Will AdGuard Home slow down my internet?
No — it typically makes browsing faster. AdGuard Home caches DNS responses, so repeated lookups for the same domains resolve instantly from local memory. By blocking ad domains, pages load with fewer DNS lookups and fewer external requests. The DNS query overhead for non-blocked domains is under 1ms on local hardware. On a Raspberry Pi 4 or any modern server, AdGuard Home handles thousands of queries per second without any noticeable impact on browsing speed.
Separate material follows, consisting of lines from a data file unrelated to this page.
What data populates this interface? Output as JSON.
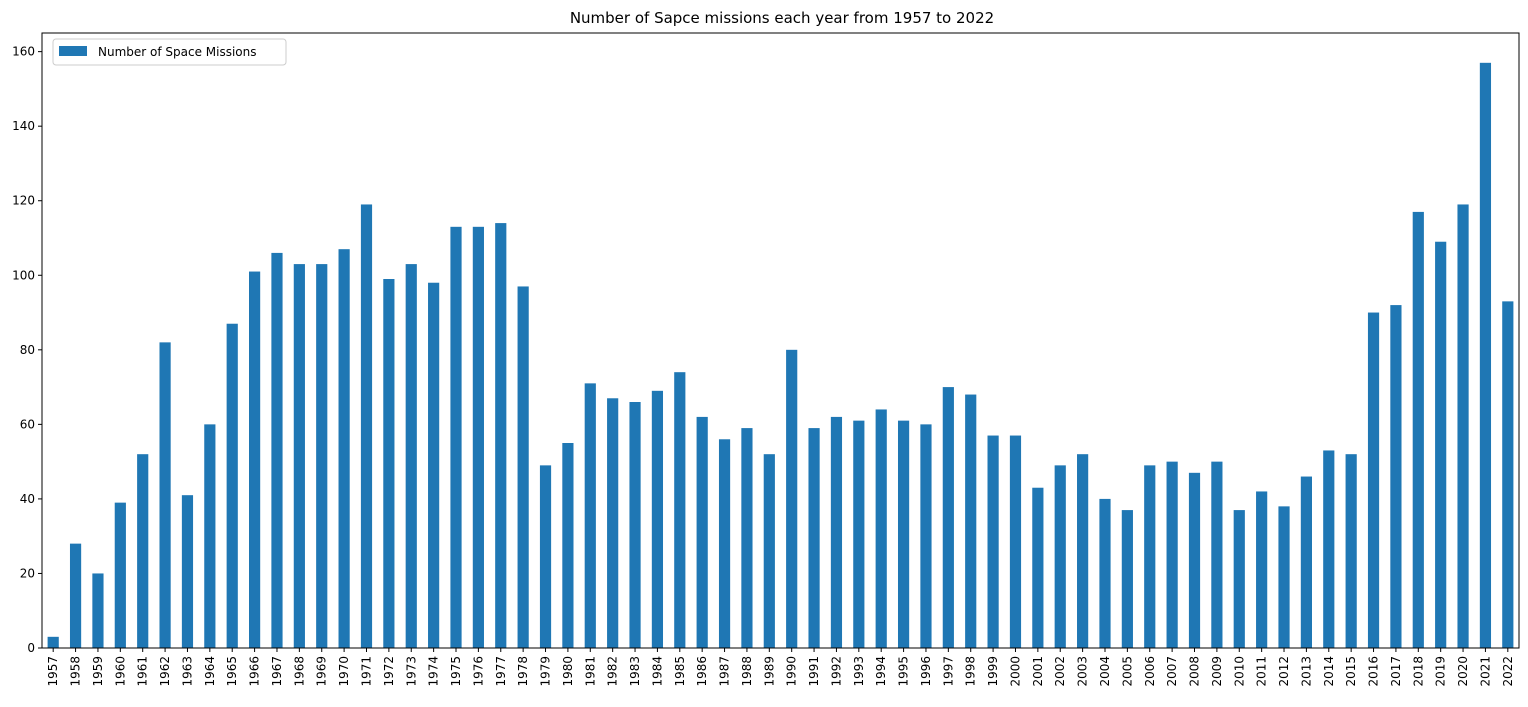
{
  "chart_data": {
    "type": "bar",
    "title": "Number of Sapce missions each year from 1957 to 2022",
    "xlabel": "",
    "ylabel": "",
    "ylim": [
      0,
      165
    ],
    "yticks": [
      0,
      20,
      40,
      60,
      80,
      100,
      120,
      140,
      160
    ],
    "grid": false,
    "legend_position": "top-left",
    "bar_color": "#1f77b4",
    "categories": [
      "1957",
      "1958",
      "1959",
      "1960",
      "1961",
      "1962",
      "1963",
      "1964",
      "1965",
      "1966",
      "1967",
      "1968",
      "1969",
      "1970",
      "1971",
      "1972",
      "1973",
      "1974",
      "1975",
      "1976",
      "1977",
      "1978",
      "1979",
      "1980",
      "1981",
      "1982",
      "1983",
      "1984",
      "1985",
      "1986",
      "1987",
      "1988",
      "1989",
      "1990",
      "1991",
      "1992",
      "1993",
      "1994",
      "1995",
      "1996",
      "1997",
      "1998",
      "1999",
      "2000",
      "2001",
      "2002",
      "2003",
      "2004",
      "2005",
      "2006",
      "2007",
      "2008",
      "2009",
      "2010",
      "2011",
      "2012",
      "2013",
      "2014",
      "2015",
      "2016",
      "2017",
      "2018",
      "2019",
      "2020",
      "2021",
      "2022"
    ],
    "series": [
      {
        "name": "Number of Space Missions",
        "values": [
          3,
          28,
          20,
          39,
          52,
          82,
          41,
          60,
          87,
          101,
          106,
          103,
          103,
          107,
          119,
          99,
          103,
          98,
          113,
          113,
          114,
          97,
          49,
          55,
          71,
          67,
          66,
          69,
          74,
          62,
          56,
          59,
          52,
          80,
          59,
          62,
          61,
          64,
          61,
          60,
          70,
          68,
          57,
          57,
          43,
          49,
          52,
          40,
          37,
          49,
          50,
          47,
          50,
          37,
          42,
          38,
          46,
          53,
          52,
          90,
          92,
          117,
          109,
          119,
          157,
          93
        ]
      }
    ]
  }
}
Can AdGuard Home block YouTube ads?
No, not reliably. YouTube serves ads from the same domains as its video content — blocking those domains would break YouTube entirely. DNS-level ad blocking cannot distinguish between a video request and an ad request to the same domain. For YouTube ad blocking you need a browser extension like uBlock Origin or a specialized app like SmartTube on Android TV. AdGuard Home is effective for traditional banner ads, tracker pixels, and telemetry — not video ad injection.
How do I add custom domain names for my home services?
Use DNS Rewrites under Filters > DNS Rewrites. Add a new rewrite entry with the domain name (e.g. plex.home) and the IP address it should resolve to (e.g. 192.168.1.10). Click Save. Any device using AdGuard Home as DNS will now resolve that name to your specified IP. You can also use wildcard rewrites like *.home to create a whole subdomain zone pointing to one IP.
Can I whitelist specific websites or domains?
Yes. Go to Filters > DNS Allowlists and add the domain you want to always allow. You can also whitelist directly from the Query Log by clicking the Allow button next to any blocked entry. Allowlist rules take precedence over blocklists. For per-client exceptions, use Client Settings under Settings > Client Settings to assign different filtering rules per device.
Does AdGuard Home work with IPv6?
Yes. AdGuard Home listens on both IPv4 and IPv6 interfaces. To ensure all device queries go through AdGuard Home on IPv6, configure your router's DHCPv6 to push your server's IPv6 address as the DNS server. Devices that use IPv6 DNS without being redirected through AdGuard Home will bypass filtering. Check the listening addresses in AdGuard Home's settings to confirm it is bound to your server's IPv6 address.
How do I update AdGuard Home to the latest version?
AdGuard Home has a built-in update mechanism. Go to Settings > Update and click Update if a new version is available. Alternatively, run the install script again — it detects an existing installation and updates it. For manual updates: stop the service, download the new binary from GitHub, replace the existing binary, and start the service. Always back up AdGuardHome.yaml before updating in case the new version changes the config format.
Can I run AdGuard Home in Docker?
Yes. The official Docker image is adguard/adguardhome. Use network_mode: host or map ports 53/udp, 53/tcp, and 3000/tcp explicitly. With host networking, the container uses the host's network stack directly which simplifies DNS binding. The Prisma setup script installs AdGuard Home as a native service rather than Docker for better port 53 binding compatibility, but Docker works well for those who prefer containerization.